Eligible employees would be able to buy back the time they were on leave in today's dollars, which is likely to make it costly to those employees who choose to participate. It is estimated that it would cost an employee between 17 and 20 percent of their current salary earnings to buy back time.

Why it is on the ballot

Prop. G was placed on the ballot with the support of a majority of the Board of Supervisors.

A specific group of employees, many of whom are employed by public safety agencies and are uniformed officers in those agencies, would be affected by this measure. For example, in the Police Department it is estimated that up to 70 female and three male police officers would be eligible under this measure. These officers joined the department in the early 1980s, and the female officers were some of the first uniformed women in the department. These women took unpaid leave to care for their children at a time when paid parental leave was not available. As a result, while their male colleagues have reached full retirement age, these women in the department are faced with working for an additional one to two years before they can retire.

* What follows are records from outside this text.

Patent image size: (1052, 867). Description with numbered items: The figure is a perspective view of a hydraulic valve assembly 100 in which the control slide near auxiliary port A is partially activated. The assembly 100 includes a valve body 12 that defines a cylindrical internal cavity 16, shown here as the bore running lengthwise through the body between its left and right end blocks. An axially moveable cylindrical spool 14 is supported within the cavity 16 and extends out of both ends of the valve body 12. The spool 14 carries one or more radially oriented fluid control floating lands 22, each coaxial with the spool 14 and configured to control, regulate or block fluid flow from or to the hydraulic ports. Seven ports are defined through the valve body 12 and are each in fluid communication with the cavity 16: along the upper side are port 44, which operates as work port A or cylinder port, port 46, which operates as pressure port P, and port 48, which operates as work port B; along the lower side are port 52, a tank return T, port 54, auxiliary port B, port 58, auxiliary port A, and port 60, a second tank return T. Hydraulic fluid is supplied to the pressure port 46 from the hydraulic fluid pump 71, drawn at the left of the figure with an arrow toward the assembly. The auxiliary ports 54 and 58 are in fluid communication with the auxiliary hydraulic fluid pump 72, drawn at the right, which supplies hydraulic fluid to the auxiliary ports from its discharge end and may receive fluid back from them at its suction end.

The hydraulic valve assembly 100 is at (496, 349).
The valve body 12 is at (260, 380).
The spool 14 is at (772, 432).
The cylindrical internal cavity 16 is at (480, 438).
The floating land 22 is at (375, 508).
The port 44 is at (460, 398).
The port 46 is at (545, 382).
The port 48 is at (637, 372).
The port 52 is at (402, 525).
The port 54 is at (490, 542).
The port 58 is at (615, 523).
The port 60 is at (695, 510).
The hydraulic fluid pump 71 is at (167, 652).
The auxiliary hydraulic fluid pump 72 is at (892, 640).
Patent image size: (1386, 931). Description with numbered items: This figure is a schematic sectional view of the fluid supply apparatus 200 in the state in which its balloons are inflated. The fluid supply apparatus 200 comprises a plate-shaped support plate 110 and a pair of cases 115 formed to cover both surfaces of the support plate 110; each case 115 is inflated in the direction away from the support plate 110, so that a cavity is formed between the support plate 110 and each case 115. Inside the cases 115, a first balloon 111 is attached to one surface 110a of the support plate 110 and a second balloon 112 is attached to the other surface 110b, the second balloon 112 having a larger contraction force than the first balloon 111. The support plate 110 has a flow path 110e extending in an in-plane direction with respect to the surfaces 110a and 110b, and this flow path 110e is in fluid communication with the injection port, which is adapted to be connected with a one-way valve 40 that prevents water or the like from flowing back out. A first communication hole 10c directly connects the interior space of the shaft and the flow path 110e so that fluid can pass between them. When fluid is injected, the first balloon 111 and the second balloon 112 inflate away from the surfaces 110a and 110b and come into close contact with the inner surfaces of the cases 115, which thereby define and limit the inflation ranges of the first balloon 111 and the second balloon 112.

In the original version of the measure, only employees in the police and fire departments would have been eligible, and they would have been able to buy back up to 12 months of the time they were on leave. The measure was revised to include all City employees and to limit the amount of time employees could buy back to four months per leave.

Pros

Arguments in favor of Prop. G:

  • This measure creates parity for a generation of the City's workforce. By providing female employees who took time off to care for their children with the opportunity to retire at the same time and with the same benefits as male colleagues who did not take parental leave, the measure seeks to provide redress for a time when the City did not offer paid parental leave.
  • Eligible employees would bear the full cost of buying back the time they were on leave. The City would bear no cost if employees choose to exercise the option provided by this measure.

Cons

Arguments against Prop. G:

  • This measure would fundamentally alter the basic premise of the City's retirement plan, as the amount of retirement allowance an employee would receive under this measure would no longer be based solely on the employee's service to the City. In doing so, it creates a circumstance in which retirement benefits are available for purchase rather than earned through service hours.
  • By extending the buy-back option only to employees who took unpaid leave to care for newborn children, the measure creates a disparity between employees who took unpaid leave to care for a sick parent or spouse.
  • The City frequently revises the benefits it offers to employees. This measure could create a precedent whereby a change in the City's benefits must be made retroactively available to all those who would have been eligible if the change had been implemented earlier.
  • This measure could result in a push for some public-safety officers to enter into the City's Deferred Retirement Option Program, a program that was the subject of a recent ballot measure that SPUR opposed. Under that program, the specific beneficiaries of this measure could retire early at a higher level of benefits and theoretically could enter the DROP program at a time when they would be earning their higher level of pension benefits as well as their current salary.

SPUR’s analysis

While ensuring parity between male and female employees in San Francisco is an important goal, this measure fundamentally alters the mechanism through which employees earn retirement benefits in a way that would not promote effective government. By making retirement credit available for purchase, this measure would create a circumstance in which a small number of employees would be eligible for benefits they did not earn through service hours. While the full cost of buying back retirement benefits would be borne by the eligible employees, it creates a precedent for retroactively extending changes in the benefits plan to employees who otherwise would not have been eligible. We respect the goals of the measure but do not agree with establishing this precedent as a change to the pension plan.

SPUR recommends a "No" vote on Prop. G.